In the Interest of B.G.C.

SNELL, Justice,

dissenting.

I respectfully dissent.

The evidence is sufficient to show abandonment of the baby by Daniel. The record shows he has previously failed to raise or support his other two children. He quit supporting his son, born in 1976, after two years. From 1978 to 1990 he saw him three times. He has another daughter whom he has never seen and has failed to support. He stated he just never took any interest in her. In every meaningful way, he abandoned them.

Daniel knew that Cara was pregnant in December 1990. He saw her in the building where they worked for the same employer.
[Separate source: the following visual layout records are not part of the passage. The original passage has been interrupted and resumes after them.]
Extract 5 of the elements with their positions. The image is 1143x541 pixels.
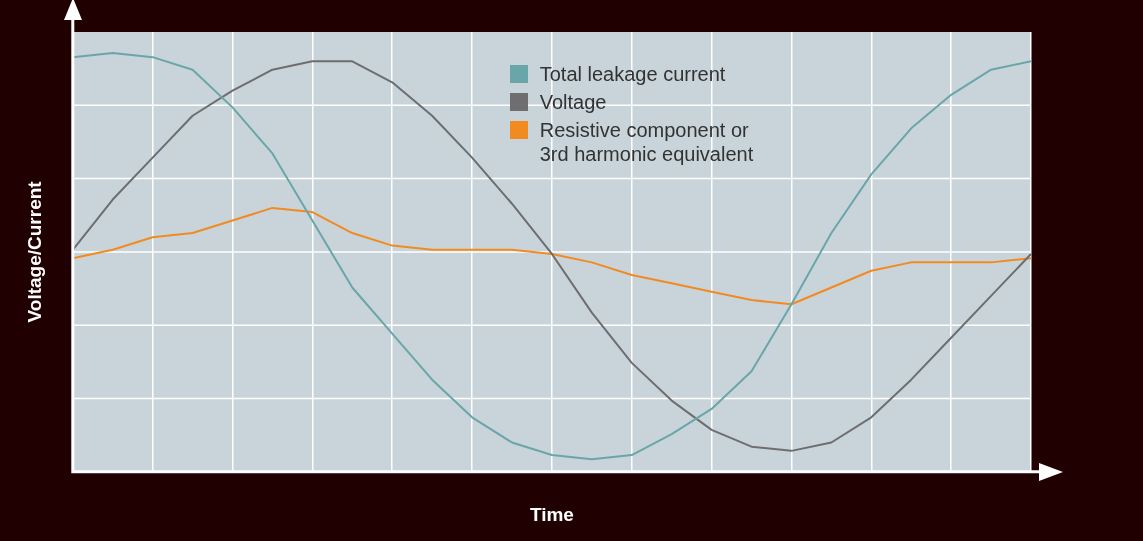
legend-label: Voltage (539, 90, 607, 114)
x-axis-title: Time (529, 503, 574, 525)
y-axis-title: Voltage/Current (23, 180, 45, 323)
legend-label: Resistive component or 3rd harmonic equivalent (539, 118, 755, 166)
legend-label: Total leakage current (539, 62, 726, 86)
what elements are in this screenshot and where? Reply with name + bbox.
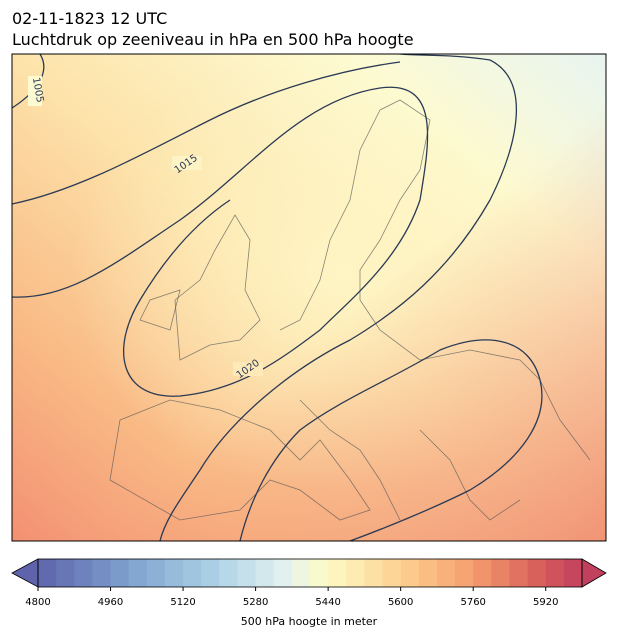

The child was born in February 1991. Having knowledge of the facts that support the likelihood that he was the biological father, nevertheless, he did nothing to protect his rights. The mother, Cara, who knew better than anyone who the father was, named Scott as the father. The legal proceedings logically and reasonably were based on these representations. The termination of parental rights as known to exist at the time were legally completed and an adoption process was commenced.

Daniel’s sudden desire to assume parental responsibilities is a late claim to assumed rights that he forfeited by his indifferent conduct to the fate of Cara and her child. The specter of newly named genetic fathers, upsetting adoptions, perhaps years later, is an unconscionable result. Such a consequence is not driven by the language of our statutes, due process concerns or the facts of this case.

I would remand for termination of Daniel’s parental rights based on abandonment and denial of Cara’s motions. The intervention petition of Daniel in the adoption case should be dismissed on remand and the adoption proceed.